Located in a 3,800 sq foot median within the school’s main entry and vehicular drop-off, the derelict looking landscape had never been developed or planted due to insufficient school funding and water conservation requirements. The design team chose to design a garden that would reflect its Mediterranean, coastal bioregion and meet the following goals: 100% zero waste, pesticide free, rely on predominantly native vegetation, use only organic soil amendments to increase permeability and water retention of the local soils. In addition, to use only local recycled and salvaged materials, total reliance on seasonal rain water instead of irrigation and to be designed and built by 100% volunteer effort in order to be economically viable.

Tuesday, October 30, 2007

Dixie School Poster

The raingarden presentation to the school assembly was tied into Dixie's "Curb your Carbon" program to kick off the anticipation of the volunteer planting weekend.

Sunday, October 21, 2007

Rain Garden Features

The features of the Dixie raingarden include:

- a shallow basin with gentle side slopes (usually four to eight inches deep);

- soil that allows infiltration;

- moisture-tolerant plants with deep roots to trap sediment.

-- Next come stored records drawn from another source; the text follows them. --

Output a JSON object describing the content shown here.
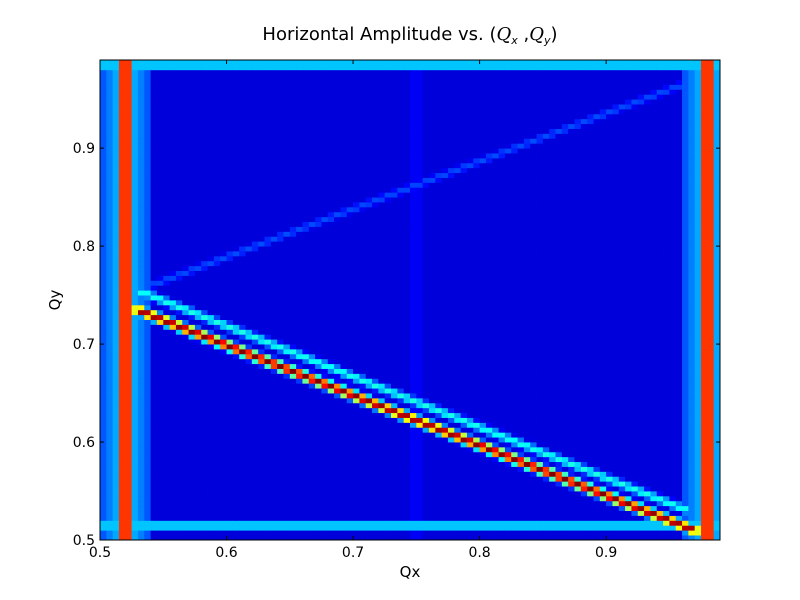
{
  "chart_data": {
    "type": "heatmap",
    "title": "Horizontal Amplitude vs. (Q_x ,Q_y)",
    "title_parts": {
      "prefix": "Horizontal Amplitude vs. (",
      "qx_base": "Q",
      "qx_sub": "x",
      "separator": " ,",
      "qy_base": "Q",
      "qy_sub": "y",
      "suffix": ")"
    },
    "xlabel": "Qx",
    "ylabel": "Qy",
    "xlim": [
      0.5,
      0.99
    ],
    "ylim": [
      0.5,
      0.99
    ],
    "grid_step": 0.005,
    "xticks": [
      0.5,
      0.6,
      0.7,
      0.8,
      0.9
    ],
    "yticks": [
      0.5,
      0.6,
      0.7,
      0.8,
      0.9
    ],
    "xtick_labels": [
      "0.5",
      "0.6",
      "0.7",
      "0.8",
      "0.9"
    ],
    "ytick_labels": [
      "0.5",
      "0.6",
      "0.7",
      "0.8",
      "0.9"
    ],
    "grid": false,
    "legend": "none",
    "colormap": "jet",
    "colormap_stops": [
      "#00007f",
      "#0000ff",
      "#007fff",
      "#00ffff",
      "#7fff7f",
      "#ffff00",
      "#ff7f00",
      "#ff0000",
      "#7f0000"
    ],
    "background_level": 0.09,
    "features": [
      {
        "kind": "vertical_band",
        "x": 0.52,
        "peak": 1.0
      },
      {
        "kind": "vertical_band",
        "x": 0.98,
        "peak": 1.0
      },
      {
        "kind": "horizontal_band",
        "y": 0.985,
        "peak": 0.45
      },
      {
        "kind": "horizontal_band",
        "y": 0.515,
        "peak": 0.45
      },
      {
        "kind": "diagonal_line",
        "from": [
          0.53,
          0.735
        ],
        "to": [
          0.97,
          0.51
        ],
        "peak": 1.0
      },
      {
        "kind": "diagonal_line",
        "from": [
          0.53,
          0.755
        ],
        "to": [
          0.965,
          0.53
        ],
        "peak": 0.4
      },
      {
        "kind": "diagonal_line",
        "from": [
          0.53,
          0.755
        ],
        "to": [
          0.96,
          0.965
        ],
        "peak": 0.2
      },
      {
        "kind": "vertical_line",
        "x": 0.665,
        "peak": 0.17
      },
      {
        "kind": "vertical_line",
        "x": 0.75,
        "peak": 0.25
      }
    ]
  }
}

- organic compost as soil amendments to improve soil health

- 3" vineyard mulch on top to retain moisture and protect plants

- 8" local drain rock below 3/4 of central area to function as a natural cistern

- 100% local, recycled or natural materials

- 100% zero waste

- pesticide free

- irrigation free

Saturday, October 20, 2007

A Sustainable Approach

Up to 70 percent of harmful pollutants are introduced by storm water runoff: unfiltered water that reaches waterways by flowing across impervious surfaces: roads, parking lots, driveways, and roofs. Runoff deposits pollutants – via storm drains and sewers into our lakes and streams. Lawn clippings and leaves are also washed into our waterways, reducing oxygen levels and ultimately suffocating fish and other aquatic species. Water that comes off an asphalt roof onto an oil-stained driveway will flow across an over-fertilized lawn straight into creeks, rivers, and lakes.Rain gardens do the opposite. By integrating stormwater into building and site development, raingardens can avoid or mitigate the damaging effects of urbanization to rivers and streams, preventing Global Warming. By keeping stormwater close to where it falls, rain gardens reduce flooding and settle out sediments. They not only prevent stormwater from becoming contaminated, they actually remove pollutants from the water as it percolates through the soil on its way to becoming groundwater.

Friday, October 19, 2007

Environmental Benefits of Landscaping with a Raingarden

Water quality protection. Proper landscaping reduces nitrate leaching from the soil into the water supply and reduces surface water runoff, keeping phosphorus, and other pollutants out of our waterways.
Reduced soil erosion. A dense cover of plants and mulch holds soil in place, keeping sediment out of lakes, streams, storm drains and roads.
Improved air quality. Trees, shrubs, and turf remove smoke, dust and other pollutants from the air. One tree can remove 26 pounds of carbon dioxide from the atmosphere annually, equaling 11,000 miles of car emissions.
Lower summer air temperatures. Trees shading homes can reduce attic temperatures as much as 40 degrees. According to the EPA, urban forests reduce urban air temperatures significantly by shading heat sinks such as buildings and concrete, and returning humidity to the air through evaporative cooling.
Natural resource conservation. By using trees to modify temperatures, the amount of fossil fuels used for cooling and heating is reduced. Properly placed shade trees reduce house temperatures in the summer, allowing air conditioning units to run 2 to 4 percent more efficiently, but allowing the sun to warm the house in the winter.